Aside from the obvious goal of collecting financial support from generous donors, fundraising events also have several intangible yet equally important rewards.

Brand awareness

Organisers need to have marketing acumen for a fundraiser to be successful. Think of it as a business that you have to promote widely if you want to attract donors. Work for Mums previously suggested taking online marketing courses that will help you learn the basics of the trade. They will also provide valuable insight on recent trends and strategies that you can apply to your campaign.

The digital landscape, for instance, seems to be where marketing campaigns are most successful. British organisations are admittedly lacking in this arena as Charity Digital News reported that only 53% of UK charities use online tools. Online campaigns can help you improve brand visibility and engage public interest.

Team building and skill development

A huge fundraising event requires a lot of effort and coordination which is why it’s best to form a committee and sub-committees. While one group handles marketing, others take on logistics and operations, finance, documentation, and any other roles that might be relevant. It’s a good measure of how well the organisation works under pressure and an effective way of honing different skills.

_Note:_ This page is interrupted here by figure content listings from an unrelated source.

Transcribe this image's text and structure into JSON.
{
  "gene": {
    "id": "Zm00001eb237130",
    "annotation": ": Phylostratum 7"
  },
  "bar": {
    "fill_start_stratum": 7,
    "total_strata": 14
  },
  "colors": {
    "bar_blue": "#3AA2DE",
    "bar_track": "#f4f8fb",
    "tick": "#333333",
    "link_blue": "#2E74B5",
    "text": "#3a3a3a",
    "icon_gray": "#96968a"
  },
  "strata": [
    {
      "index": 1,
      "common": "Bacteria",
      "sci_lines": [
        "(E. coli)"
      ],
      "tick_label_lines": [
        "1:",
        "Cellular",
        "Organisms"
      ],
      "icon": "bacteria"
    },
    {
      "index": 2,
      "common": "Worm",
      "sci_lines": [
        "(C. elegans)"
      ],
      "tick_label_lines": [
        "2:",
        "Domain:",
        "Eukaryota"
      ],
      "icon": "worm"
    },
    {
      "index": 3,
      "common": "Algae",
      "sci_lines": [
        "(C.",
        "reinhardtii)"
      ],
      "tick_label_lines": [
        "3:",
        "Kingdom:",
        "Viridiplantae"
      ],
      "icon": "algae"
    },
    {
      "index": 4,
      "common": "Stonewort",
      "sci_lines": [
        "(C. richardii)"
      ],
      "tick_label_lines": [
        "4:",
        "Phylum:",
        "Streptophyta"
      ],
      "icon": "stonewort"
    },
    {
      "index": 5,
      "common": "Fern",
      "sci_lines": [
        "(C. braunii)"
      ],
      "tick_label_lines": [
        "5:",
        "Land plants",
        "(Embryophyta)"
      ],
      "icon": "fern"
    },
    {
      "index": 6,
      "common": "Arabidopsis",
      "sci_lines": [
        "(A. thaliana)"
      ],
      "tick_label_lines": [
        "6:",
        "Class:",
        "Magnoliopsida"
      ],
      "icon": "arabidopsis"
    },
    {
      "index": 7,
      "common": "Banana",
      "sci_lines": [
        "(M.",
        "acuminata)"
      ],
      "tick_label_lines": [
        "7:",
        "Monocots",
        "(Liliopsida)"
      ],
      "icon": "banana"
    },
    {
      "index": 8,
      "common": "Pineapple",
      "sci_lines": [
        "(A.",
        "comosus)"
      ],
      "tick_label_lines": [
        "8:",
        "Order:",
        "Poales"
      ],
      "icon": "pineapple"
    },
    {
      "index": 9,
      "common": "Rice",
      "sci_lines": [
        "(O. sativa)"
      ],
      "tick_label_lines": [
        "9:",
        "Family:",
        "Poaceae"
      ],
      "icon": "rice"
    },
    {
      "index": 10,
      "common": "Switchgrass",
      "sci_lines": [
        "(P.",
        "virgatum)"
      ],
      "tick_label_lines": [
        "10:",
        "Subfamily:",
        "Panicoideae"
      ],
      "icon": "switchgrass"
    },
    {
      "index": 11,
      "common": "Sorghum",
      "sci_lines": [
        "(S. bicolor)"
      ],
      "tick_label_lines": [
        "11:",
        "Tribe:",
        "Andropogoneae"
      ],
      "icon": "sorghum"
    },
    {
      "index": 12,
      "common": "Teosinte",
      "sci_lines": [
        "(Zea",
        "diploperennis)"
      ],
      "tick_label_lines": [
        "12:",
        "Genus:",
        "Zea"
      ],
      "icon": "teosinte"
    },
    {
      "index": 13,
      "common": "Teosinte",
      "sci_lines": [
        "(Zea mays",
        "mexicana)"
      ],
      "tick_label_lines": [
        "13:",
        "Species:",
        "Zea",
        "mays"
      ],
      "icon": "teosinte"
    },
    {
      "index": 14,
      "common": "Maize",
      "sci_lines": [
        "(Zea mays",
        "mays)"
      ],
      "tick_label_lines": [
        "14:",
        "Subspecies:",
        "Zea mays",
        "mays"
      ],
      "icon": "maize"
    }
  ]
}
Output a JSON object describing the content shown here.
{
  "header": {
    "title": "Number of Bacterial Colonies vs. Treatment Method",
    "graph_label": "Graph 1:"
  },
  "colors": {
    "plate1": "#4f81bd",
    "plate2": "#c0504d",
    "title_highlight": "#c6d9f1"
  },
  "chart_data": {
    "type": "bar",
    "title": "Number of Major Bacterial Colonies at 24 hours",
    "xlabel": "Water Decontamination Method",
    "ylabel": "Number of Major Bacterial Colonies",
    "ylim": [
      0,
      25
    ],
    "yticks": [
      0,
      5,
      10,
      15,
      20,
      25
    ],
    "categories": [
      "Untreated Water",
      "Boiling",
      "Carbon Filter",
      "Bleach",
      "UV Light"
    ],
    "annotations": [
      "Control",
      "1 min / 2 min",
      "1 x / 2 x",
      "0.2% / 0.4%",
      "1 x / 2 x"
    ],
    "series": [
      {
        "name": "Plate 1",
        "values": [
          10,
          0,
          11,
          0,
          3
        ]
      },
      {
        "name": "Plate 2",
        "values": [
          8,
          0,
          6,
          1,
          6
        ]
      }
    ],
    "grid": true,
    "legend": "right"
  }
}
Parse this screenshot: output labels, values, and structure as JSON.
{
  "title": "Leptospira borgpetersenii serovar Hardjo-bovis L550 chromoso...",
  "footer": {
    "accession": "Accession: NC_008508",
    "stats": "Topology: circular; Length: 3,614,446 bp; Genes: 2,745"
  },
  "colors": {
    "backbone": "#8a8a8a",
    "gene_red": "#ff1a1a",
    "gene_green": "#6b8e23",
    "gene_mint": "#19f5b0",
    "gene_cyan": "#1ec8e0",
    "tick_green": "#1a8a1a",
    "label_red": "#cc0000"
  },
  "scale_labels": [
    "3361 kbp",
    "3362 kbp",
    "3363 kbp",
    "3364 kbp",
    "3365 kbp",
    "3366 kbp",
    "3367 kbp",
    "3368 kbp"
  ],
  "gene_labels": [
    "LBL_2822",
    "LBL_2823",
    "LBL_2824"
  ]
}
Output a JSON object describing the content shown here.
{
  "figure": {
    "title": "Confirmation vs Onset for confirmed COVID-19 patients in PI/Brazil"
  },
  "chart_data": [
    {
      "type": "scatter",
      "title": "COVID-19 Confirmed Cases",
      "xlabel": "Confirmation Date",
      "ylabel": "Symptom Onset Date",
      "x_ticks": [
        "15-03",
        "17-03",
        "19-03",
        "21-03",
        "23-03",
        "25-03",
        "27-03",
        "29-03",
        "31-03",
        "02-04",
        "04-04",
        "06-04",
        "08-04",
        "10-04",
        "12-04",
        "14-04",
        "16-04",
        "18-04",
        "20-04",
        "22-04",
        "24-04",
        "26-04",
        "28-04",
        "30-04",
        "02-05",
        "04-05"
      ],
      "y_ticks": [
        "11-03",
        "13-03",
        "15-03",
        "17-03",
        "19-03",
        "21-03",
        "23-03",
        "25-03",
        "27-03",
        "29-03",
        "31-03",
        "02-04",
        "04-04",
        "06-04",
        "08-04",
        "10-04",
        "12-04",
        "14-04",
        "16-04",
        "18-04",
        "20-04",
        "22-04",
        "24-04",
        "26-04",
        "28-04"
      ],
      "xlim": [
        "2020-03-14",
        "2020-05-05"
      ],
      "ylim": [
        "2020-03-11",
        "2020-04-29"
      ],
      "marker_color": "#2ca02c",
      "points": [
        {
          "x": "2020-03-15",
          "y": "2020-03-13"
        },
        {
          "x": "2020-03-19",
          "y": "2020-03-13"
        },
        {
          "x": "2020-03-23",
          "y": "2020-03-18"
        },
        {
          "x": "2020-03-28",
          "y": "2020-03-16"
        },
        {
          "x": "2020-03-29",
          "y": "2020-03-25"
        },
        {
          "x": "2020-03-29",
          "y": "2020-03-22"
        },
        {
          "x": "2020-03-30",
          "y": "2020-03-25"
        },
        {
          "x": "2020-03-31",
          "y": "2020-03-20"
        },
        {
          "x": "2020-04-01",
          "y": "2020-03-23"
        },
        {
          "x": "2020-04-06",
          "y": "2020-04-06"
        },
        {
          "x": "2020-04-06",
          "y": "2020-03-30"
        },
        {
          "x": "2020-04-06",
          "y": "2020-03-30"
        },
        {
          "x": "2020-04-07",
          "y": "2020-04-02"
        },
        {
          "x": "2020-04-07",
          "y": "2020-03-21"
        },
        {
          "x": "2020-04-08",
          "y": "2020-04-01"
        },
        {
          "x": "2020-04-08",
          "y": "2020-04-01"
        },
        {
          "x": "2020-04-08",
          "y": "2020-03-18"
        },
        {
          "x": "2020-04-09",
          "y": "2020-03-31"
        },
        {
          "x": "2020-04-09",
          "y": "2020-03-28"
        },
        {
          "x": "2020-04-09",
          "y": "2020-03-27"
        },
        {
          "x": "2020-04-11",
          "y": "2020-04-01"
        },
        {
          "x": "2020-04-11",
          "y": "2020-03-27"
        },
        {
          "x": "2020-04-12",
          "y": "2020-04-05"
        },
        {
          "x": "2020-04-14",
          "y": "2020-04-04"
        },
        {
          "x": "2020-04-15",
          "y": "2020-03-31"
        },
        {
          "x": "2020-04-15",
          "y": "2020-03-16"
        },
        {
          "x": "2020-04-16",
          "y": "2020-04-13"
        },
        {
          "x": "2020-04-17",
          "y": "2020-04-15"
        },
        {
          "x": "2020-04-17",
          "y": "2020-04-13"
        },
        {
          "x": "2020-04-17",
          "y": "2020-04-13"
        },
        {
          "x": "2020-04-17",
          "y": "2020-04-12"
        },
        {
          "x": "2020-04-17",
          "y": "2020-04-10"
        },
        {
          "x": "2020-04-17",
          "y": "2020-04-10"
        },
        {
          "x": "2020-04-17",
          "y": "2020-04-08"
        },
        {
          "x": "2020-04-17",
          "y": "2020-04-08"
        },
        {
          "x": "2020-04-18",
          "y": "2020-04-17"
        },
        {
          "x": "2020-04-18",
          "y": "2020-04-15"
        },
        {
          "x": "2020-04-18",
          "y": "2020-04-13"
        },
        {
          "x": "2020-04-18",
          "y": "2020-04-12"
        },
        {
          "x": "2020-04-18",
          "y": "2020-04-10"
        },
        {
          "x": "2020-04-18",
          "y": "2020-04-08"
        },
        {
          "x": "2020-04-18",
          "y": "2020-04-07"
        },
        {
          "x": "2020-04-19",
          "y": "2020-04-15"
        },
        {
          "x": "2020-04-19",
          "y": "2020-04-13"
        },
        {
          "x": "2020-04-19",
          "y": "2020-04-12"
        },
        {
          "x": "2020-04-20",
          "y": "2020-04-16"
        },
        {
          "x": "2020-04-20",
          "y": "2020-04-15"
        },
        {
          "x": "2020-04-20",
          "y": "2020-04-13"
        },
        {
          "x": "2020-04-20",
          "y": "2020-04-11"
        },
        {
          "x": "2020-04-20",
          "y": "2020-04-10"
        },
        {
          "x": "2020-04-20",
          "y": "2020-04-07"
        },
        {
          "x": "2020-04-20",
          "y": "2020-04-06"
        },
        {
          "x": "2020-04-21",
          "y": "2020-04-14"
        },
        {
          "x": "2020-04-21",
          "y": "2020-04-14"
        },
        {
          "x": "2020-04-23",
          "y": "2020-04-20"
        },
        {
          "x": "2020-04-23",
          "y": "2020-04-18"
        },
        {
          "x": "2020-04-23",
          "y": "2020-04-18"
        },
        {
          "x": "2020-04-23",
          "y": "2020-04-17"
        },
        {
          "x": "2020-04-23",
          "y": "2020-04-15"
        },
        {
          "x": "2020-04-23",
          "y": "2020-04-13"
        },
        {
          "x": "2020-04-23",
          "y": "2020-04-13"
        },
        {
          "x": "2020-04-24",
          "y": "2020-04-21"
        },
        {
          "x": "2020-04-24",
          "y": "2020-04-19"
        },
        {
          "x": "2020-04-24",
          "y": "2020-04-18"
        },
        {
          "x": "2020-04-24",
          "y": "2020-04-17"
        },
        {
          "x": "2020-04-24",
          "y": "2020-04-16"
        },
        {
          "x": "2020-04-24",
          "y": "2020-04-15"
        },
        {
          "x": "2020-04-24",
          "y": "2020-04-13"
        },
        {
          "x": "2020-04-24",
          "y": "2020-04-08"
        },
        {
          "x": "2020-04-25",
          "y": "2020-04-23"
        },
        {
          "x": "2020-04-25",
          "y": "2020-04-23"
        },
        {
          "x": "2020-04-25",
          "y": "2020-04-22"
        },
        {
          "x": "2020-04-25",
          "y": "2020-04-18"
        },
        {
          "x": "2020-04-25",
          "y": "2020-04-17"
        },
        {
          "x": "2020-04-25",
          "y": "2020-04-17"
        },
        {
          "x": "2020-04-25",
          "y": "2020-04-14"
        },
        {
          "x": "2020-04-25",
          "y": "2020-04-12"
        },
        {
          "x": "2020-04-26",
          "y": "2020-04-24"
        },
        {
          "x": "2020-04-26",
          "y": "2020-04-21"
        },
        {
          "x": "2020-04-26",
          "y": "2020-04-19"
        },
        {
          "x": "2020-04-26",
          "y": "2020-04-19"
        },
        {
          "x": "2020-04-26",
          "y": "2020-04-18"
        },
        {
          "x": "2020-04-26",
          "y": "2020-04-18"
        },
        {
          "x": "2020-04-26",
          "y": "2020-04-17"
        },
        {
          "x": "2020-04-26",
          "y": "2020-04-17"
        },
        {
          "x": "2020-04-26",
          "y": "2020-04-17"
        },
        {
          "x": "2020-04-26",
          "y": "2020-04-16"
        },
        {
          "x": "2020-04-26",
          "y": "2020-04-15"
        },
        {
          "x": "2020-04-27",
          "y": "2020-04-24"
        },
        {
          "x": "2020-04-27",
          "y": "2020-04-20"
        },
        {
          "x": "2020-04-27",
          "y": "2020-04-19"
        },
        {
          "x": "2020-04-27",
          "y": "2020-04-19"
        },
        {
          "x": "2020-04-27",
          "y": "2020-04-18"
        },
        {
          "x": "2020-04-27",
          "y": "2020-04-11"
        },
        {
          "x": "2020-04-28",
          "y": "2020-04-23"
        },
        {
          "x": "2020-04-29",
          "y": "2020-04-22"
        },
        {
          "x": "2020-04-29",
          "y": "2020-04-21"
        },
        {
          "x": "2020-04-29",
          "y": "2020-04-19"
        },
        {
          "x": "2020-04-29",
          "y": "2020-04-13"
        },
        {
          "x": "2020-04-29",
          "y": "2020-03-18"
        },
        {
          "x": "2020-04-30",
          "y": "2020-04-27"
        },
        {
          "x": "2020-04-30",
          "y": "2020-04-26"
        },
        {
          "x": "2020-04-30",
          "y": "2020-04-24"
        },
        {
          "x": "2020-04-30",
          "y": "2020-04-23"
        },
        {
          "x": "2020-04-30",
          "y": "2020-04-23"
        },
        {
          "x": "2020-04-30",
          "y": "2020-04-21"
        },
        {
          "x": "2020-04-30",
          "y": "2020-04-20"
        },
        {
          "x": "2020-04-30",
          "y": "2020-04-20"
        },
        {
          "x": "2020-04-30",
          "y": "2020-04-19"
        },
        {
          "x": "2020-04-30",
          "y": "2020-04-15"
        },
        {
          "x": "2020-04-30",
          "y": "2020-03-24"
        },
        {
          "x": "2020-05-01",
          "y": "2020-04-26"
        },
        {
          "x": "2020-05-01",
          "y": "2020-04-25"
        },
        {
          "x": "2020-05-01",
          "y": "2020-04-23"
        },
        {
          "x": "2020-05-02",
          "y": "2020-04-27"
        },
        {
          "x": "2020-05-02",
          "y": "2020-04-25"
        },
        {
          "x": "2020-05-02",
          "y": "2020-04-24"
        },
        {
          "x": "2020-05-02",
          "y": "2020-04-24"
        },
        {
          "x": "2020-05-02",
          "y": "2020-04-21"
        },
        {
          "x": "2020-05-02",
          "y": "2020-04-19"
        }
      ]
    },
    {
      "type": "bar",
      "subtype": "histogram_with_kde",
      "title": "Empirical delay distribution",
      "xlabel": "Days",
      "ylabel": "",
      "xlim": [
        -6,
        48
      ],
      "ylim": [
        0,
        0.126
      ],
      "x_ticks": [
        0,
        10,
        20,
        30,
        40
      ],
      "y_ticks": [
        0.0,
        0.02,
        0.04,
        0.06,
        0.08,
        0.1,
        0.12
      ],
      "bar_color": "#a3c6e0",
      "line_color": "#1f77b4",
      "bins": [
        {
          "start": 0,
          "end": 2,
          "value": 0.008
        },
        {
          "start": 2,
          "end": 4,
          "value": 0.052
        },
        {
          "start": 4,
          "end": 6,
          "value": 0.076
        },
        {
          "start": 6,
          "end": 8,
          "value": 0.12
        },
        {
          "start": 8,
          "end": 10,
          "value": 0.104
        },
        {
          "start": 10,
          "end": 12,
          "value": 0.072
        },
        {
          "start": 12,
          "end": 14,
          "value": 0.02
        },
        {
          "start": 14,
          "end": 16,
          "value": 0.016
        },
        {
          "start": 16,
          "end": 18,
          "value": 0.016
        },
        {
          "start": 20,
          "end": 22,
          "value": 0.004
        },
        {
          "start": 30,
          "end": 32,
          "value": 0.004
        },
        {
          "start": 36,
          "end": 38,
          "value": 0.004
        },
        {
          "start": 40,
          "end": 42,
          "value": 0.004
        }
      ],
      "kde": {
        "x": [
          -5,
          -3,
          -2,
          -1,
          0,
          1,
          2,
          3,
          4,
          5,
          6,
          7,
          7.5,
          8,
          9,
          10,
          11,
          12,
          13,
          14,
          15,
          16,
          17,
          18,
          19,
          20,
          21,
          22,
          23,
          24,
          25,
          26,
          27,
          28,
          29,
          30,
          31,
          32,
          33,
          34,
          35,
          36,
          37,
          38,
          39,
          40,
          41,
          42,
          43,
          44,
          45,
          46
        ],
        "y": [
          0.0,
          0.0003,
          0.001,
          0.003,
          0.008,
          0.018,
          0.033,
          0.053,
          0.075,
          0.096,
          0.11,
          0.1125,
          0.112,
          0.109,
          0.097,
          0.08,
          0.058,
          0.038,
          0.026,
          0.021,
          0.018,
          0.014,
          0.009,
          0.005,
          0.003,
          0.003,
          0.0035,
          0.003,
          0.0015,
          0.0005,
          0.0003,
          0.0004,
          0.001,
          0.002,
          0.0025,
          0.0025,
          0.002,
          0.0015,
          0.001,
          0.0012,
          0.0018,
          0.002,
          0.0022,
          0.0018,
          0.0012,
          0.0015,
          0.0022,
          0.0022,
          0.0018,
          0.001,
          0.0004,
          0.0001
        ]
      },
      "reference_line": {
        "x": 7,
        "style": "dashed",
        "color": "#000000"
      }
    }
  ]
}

Connecting with the community

Fundraisers are a good way to have face time with the organisation’s stakeholders. The Balance outlines that stakeholder groups include the employees, members of the organisation, volunteers, donors, local community, partner groups, and of course, the beneficiaries. It’s a chance for all these groups to interact and develop meaningful connections that can cause a positive change in the community.

Getting started

1. Set a goal. What do you want to achieve out of this fundraising event? Who are you raising the money for? How much do you want to raise? Take a moment to figure out the purpose and aim of the event, which will act as your guide moving forwards.

2. Set a budget. How big is the event going to be? Do you have the funds for it? Think about reaching out to other organisations that can help you out. Set a budget for every single detail (food, venue, entertainment, etc.), including a contingency plan.

3. Create a program. What kind of event are you hosting? A fun run or a black tie gala? Keep the attendees or participants interested by having a program flow. Hire a host and some entertainment.

4. Market. Pick your target audience and figure out how to promote your event to them. Remember, you need to find a convincing angle for people to attend the event and donate to the cause.

5. Risk assessment. Save the Children suggests conducting a risk assessment to ensure the security of the fundraiser. For instance, you will need to obtain the necessary permits for closing down roads for a public event. You are responsible for keeping all the stakeholders safe from any possible mishaps.

6. Set-up, execution, and sales. Make sure that all the volunteers are well-informed and understand their tasks. These include everything from the set-up to execution, sales or collecting donations during the event.

7. Gratitude. Lastly, don’t forget to express gratitude to all the donors, participants, and volunteers that attend/work at the event. A simple speech thanking everyone will go a long way.

Organising a charity event is no small feat. Hopefully, these tips help you with the planning and execution of your event.